In an interview with the Wall Street Journal published last month, Kurt Hohl, Chief Accountant at the US Securities and Exchange Commission, outlined potential changes to auditor independence rules and audit inspections as the regulator seeks to reduce compliance costs for firms.
Hohl, who became Chief Accountant in July after 26 years at EY, argued that auditor independence rules are clear in principle but increasingly complex in practice. Problems arise when audit firms partner with non-audit clients that also rely on audit clients, making enforcement more difficult. Understanding “how pervasive that is” and how firms monitor independence is “top of mind,” he said.
Hohl added that partnerships with AI companies and private-equity ownership add further complications.

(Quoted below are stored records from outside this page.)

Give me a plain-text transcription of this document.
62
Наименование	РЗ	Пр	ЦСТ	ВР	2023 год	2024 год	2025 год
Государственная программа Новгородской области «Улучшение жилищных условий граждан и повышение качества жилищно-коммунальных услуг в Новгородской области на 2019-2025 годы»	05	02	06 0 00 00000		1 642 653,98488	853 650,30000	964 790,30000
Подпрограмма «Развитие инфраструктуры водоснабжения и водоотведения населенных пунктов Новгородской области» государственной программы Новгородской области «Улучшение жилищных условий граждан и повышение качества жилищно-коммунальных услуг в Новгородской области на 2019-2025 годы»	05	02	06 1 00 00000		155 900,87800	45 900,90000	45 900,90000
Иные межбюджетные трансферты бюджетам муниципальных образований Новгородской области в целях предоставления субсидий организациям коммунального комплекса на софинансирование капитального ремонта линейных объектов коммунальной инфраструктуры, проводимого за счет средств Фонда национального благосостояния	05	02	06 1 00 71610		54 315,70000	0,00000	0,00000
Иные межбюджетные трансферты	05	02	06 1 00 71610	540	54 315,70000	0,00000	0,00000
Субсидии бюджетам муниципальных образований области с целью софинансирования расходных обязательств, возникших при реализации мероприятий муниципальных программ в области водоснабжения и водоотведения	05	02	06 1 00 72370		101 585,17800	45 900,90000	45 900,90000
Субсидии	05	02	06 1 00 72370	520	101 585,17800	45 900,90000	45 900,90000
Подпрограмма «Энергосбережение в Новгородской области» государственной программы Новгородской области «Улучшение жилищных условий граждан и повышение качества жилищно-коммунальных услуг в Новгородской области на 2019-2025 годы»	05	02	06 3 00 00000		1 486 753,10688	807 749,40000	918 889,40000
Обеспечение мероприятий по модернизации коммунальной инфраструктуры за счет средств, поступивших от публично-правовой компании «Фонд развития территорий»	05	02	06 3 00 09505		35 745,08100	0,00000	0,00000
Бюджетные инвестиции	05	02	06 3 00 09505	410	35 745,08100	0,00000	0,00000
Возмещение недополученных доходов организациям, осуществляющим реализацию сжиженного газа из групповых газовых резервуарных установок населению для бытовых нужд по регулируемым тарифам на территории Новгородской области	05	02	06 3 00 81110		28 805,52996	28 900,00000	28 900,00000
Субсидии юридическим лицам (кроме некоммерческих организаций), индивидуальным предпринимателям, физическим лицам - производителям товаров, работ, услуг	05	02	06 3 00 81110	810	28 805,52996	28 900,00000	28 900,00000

Some private-equity-backed firms have exited public-company audits because it is “too expensive," he lamented, reducing auditor choice. While “there’s nothing in the works to loosen the independence rule,” Hohl said, the SEC is assessing whether the rules remain “fit for purpose.”
Hohl also called for more context in Public Company Accounting Oversight Board inspection reports, such as market share and client mix. He argued that audit quality depends on firms’ “system of quality management” and leadership, not individual engagement teams. He downplayed prospects of folding the PCAOB into the SEC, calling strong audit oversight “critically important to our ecosystem.”